To Do: Use data of the ChatGPT link to estimatetime.

In [None]:
type_list = []

def count_type(data):
    type_list = []
    for source in data['Sources']:
        for share in source['ChatgptSharing']:
            if 'DateOfConversation' in share:
                type_list.append((source['Type'], share['DateOfConversation']))
    return type_list

type_list += execute_in_all(filelist=dir_list, func=count_type)

In [None]:
time_dict = {}
for type in type_list:
    try:
        date = pd.to_datetime(type[1], format="%B %d, %Y")
        time = date.strftime("%B %Y")
        if time not in time_dict:
            time_dict[time] = {}
        if type[0] not in time_dict[time]:
            time_dict[time][type[0]] = 1
        else:
            time_dict[time][type[0]] += 1
    except:
        continue

print(time_dict)

In [None]:
time_df = pd.DataFrame.from_dict(time_dict)

In [None]:
df = time_df

df.columns = pd.to_datetime(df.columns)

df = df.sort_index(axis=1)
# df = df.loc[:, df.columns.year >= 2022]

category_colors = {
    'hacker news': 'red',
    'pull request': 'blue',
    'issue': 'green',
    'discussion': 'orange',
    'commit': 'purple',
    'code file': 'brown'
}

# Plot scatter plot
fig, ax = plt.subplots(figsize=(10, 6))
for category in df.index:
    color = category_colors.get(category, 'black')  # Default to black if color not defined
    ax.scatter(df.columns, df.loc[category], label=category, color=color)

    # Add lines connecting points
    ax.plot(df.columns, df.loc[category], linestyle='-', alpha=0.5, color=color)

# Add legend and labels
ax.legend()
ax.set_xlabel('Date')
ax.set_ylabel('Counts')
ax.set_title('Counts of Categories Over Time')
plt.xticks(rotation=45)
plt.tight_layout()
plt.show()

##### Conclusion 2
There is a significant amout of increase in june and july for chatgpt usage. However, the reduce after august might be affected by the fact that more data are collected during augest.
Observation from the chart:
 - People are more instereted in disscussion and solving issues using ChatGpt in May and June.
 - There is a significant amount increase in pr involve ChatGPT link in July and August. (might suggest users are using chatgpt for coding or code reviewing).
    - Suggesting higher confident in ChatGPT's ability in terms of coding.
 - There are high amount of usage in code file. This cover many different areas, e.g. ChatGPT related toolkits and demos, code initiated with chatgpt, ChatGPT assisted documentation, etc.
    - This means the code file does not directly related to coding questions since majroity of it is documentation related.
 - There is little disscussion, this might because people dont tend to use github disscussion.
    - In contrary the high amount in issue, showing ChatGPT is implemented for work related scenarios very quickly.
 - ChatGPT usage in PR might suggest different reason, e.g. coding style, request update, etc.
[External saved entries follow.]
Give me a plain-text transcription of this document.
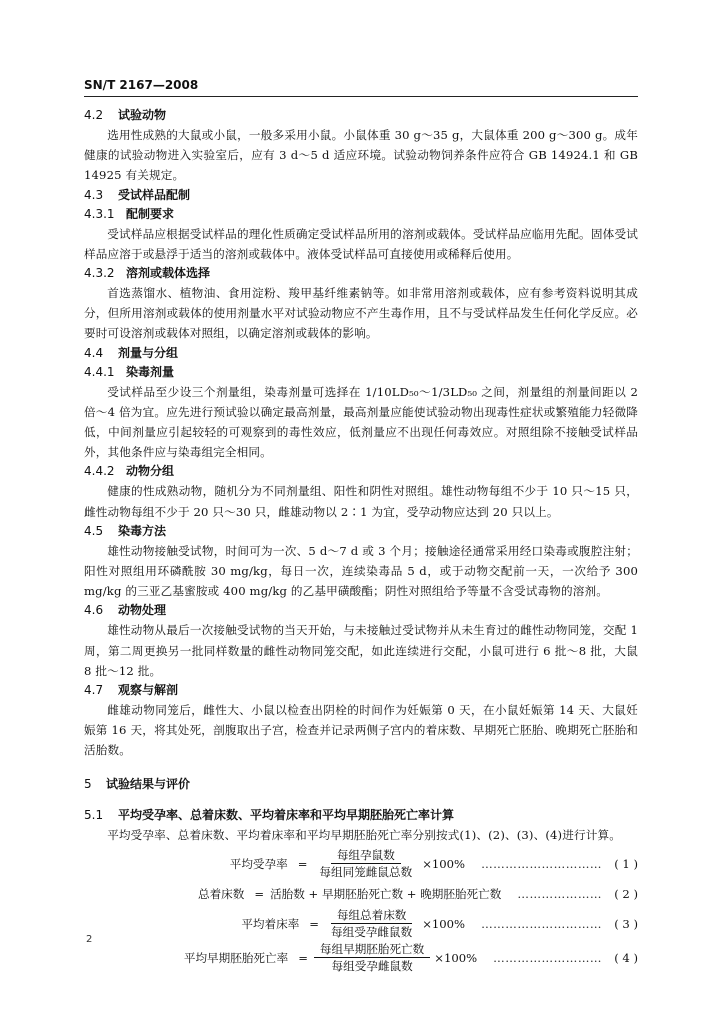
SN/T 2167—2008
4.2 试验动物
选用性成熟的大鼠或小鼠，一般多采用小鼠。小鼠体重 30 g～35 g，大鼠体重 200 g～300 g。成年健康的试验动物进入实验室后，应有 3 d～5 d 适应环境。试验动物饲养条件应符合 GB 14924.1 和 GB 14925 有关规定。
4.3 受试样品配制
4.3.1 配制要求
受试样品应根据受试样品的理化性质确定受试样品所用的溶剂或载体。受试样品应临用先配。固体受试样品应溶于或悬浮于适当的溶剂或载体中。液体受试样品可直接使用或稀释后使用。
4.3.2 溶剂或载体选择
首选蒸馏水、植物油、食用淀粉、羧甲基纤维素钠等。如非常用溶剂或载体，应有参考资料说明其成分，但所用溶剂或载体的使用剂量水平对试验动物应不产生毒作用，且不与受试样品发生任何化学反应。必要时可设溶剂或载体对照组，以确定溶剂或载体的影响。
4.4 剂量与分组
4.4.1 染毒剂量
受试样品至少设三个剂量组，染毒剂量可选择在 1/10LD₅₀～1/3LD₅₀ 之间，剂量组的剂量间距以 2 倍～4 倍为宜。应先进行预试验以确定最高剂量，最高剂量应能使试验动物出现毒性症状或繁殖能力轻微降低，中间剂量应引起较轻的可观察到的毒性效应，低剂量应不出现任何毒效应。对照组除不接触受试样品外，其他条件应与染毒组完全相同。
4.4.2 动物分组
健康的性成熟动物，随机分为不同剂量组、阳性和阴性对照组。雄性动物每组不少于 10 只～15 只，雌性动物每组不少于 20 只～30 只，雌雄动物以 2∶1 为宜，受孕动物应达到 20 只以上。
4.5 染毒方法
雄性动物接触受试物，时间可为一次、5 d～7 d 或 3 个月；接触途径通常采用经口染毒或腹腔注射；阳性对照组用环磷酰胺 30 mg/kg，每日一次，连续染毒品 5 d，或于动物交配前一天，一次给予 300 mg/kg 的三亚乙基蜜胺或 400 mg/kg 的乙基甲磺酸酯；阴性对照组给予等量不含受试毒物的溶剂。
4.6 动物处理
雄性动物从最后一次接触受试物的当天开始，与未接触过受试物并从未生育过的雌性动物同笼，交配 1 周，第二周更换另一批同样数量的雌性动物同笼交配，如此连续进行交配，小鼠可进行 6 批～8 批，大鼠 8 批～12 批。
4.7 观察与解剖
雌雄动物同笼后，雌性大、小鼠以检查出阴栓的时间作为妊娠第 0 天，在小鼠妊娠第 14 天、大鼠妊娠第 16 天，将其处死，剖腹取出子宫，检查并记录两侧子宫内的着床数、早期死亡胚胎、晚期死亡胚胎和活胎数。
5 试验结果与评价
5.1 平均受孕率、总着床数、平均着床率和平均早期胚胎死亡率计算
平均受孕率、总着床数、平均着床率和平均早期胚胎死亡率分别按式(1)、(2)、(3)、(4)进行计算。
平均受孕率 = $\frac{\text{每组孕鼠数}}{\text{每组同笼雌鼠总数}} \times 100\%$ …………………………	( 1 )
总着床数 = 活胎数 + 早期胚胎死亡数 + 晚期胚胎死亡数 …………………	( 2 )
平均着床率 = $\frac{\text{每组总着床数}}{\text{每组受孕雌鼠数}} \times 100\%$ …………………………	( 3 )
平均早期胚胎死亡率 = $\frac{\text{每组早期胚胎死亡数}}{\text{每组受孕雌鼠数}} \times 100\%$ ………………………	( 4 )
2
Can be consider similar to issue.

In [None]:
# Get counts for each category for the latest date
category_counts = type_df.loc[0]

# Plot pie chart
plt.figure(figsize=(8, 8))
plt.pie(category_counts, labels=category_counts.index, colors=[category_colors.get(cat, 'black') for cat in category_counts.index], autopct='%1.1f%%', startangle=140)
plt.title('Distribution of Categories')
plt.axis('equal')  # Equal aspect ratio ensures that pie is drawn as a circle.
plt.show()

In [None]:
# Get counts for each category for the latest date
new_df = pd.DataFrame.transpose(df)
category_counts = new_df.loc['2023-05-01']

# Plot pie chart
plt.figure(figsize=(8, 8))
plt.pie(category_counts, labels=category_counts.index, colors=[category_colors.get(cat, 'black') for cat in category_counts.index], autopct='%1.1f%%', startangle=140)
plt.title('Distribution of Categories')
plt.axis('equal')  # Equal aspect ratio ensures that pie is drawn as a circle.
plt.show()

In [None]:
# Get counts for each category for the latest date
new_df = pd.DataFrame.transpose(df)
category_counts = new_df.loc['2023-07-01']

# Plot pie chart
plt.figure(figsize=(8, 8))
plt.pie(category_counts, labels=category_counts.index, colors=[category_colors.get(cat, 'black') for cat in category_counts.index], autopct='%1.1f%%', startangle=140)
plt.title('Distribution of Categories')
plt.axis('equal')  # Equal aspect ratio ensures that pie is drawn as a circle.
plt.show()

In [None]:
# Get counts for each category for the latest date
new_df = pd.DataFrame.transpose(df)
category_counts = new_df.loc['2023-09-01']

# Plot pie chart
plt.figure(figsize=(8, 8))
plt.pie(category_counts, labels=category_counts.index, colors=[category_colors.get(cat, 'black') for cat in category_counts.index], autopct='%1.1f%%', startangle=140)
plt.title('Distribution of Categories')
plt.axis('equal')  # Equal aspect ratio ensures that pie is drawn as a circle.
plt.show()

##### Conclusion 3
Observation from pie chart:
 - In May most ChatGPT usage are disscusion related.
 - In July there is significant increase in ChatGPT usage in directly coding related topics.
 - In September, the direct usage in pr reduced but increase in commit.
     - This might suggest ChatGPT usage become less welcomed in code base with multiple maintainers.
     - Whereas for smaller independent projects general coding, ChatGPT is considered as sufficient tool.

In [None]:
correlation_matrix = new_df.corr()
print(correlation_matrix)

#### Conclusion 4
Base on correlation analysis:
 - hacker news: strong correlation with issues, disscussion. Consider they are all disscusion related.
 - code file: strong correlation to everything but commit. Referencing the nature of code file can be very diverse.
 - commit: low correlation with other categories. The usage of ChatGPT in commit often suggest direct practice of using ChatGPT for coding (referencing ChatGPT link in code).
    - The low correlation with other types in comparison, might suggest most other type of usage of ChatGPT is disscussion related.
    - The change in amount/percentage of commit might shows developer's overall confident level on using ChatGPT for coding assist.

# RQ#2

1. here we want to find a way to tell what symbolizes satifaction with a response ie(no more prompting... a thank you)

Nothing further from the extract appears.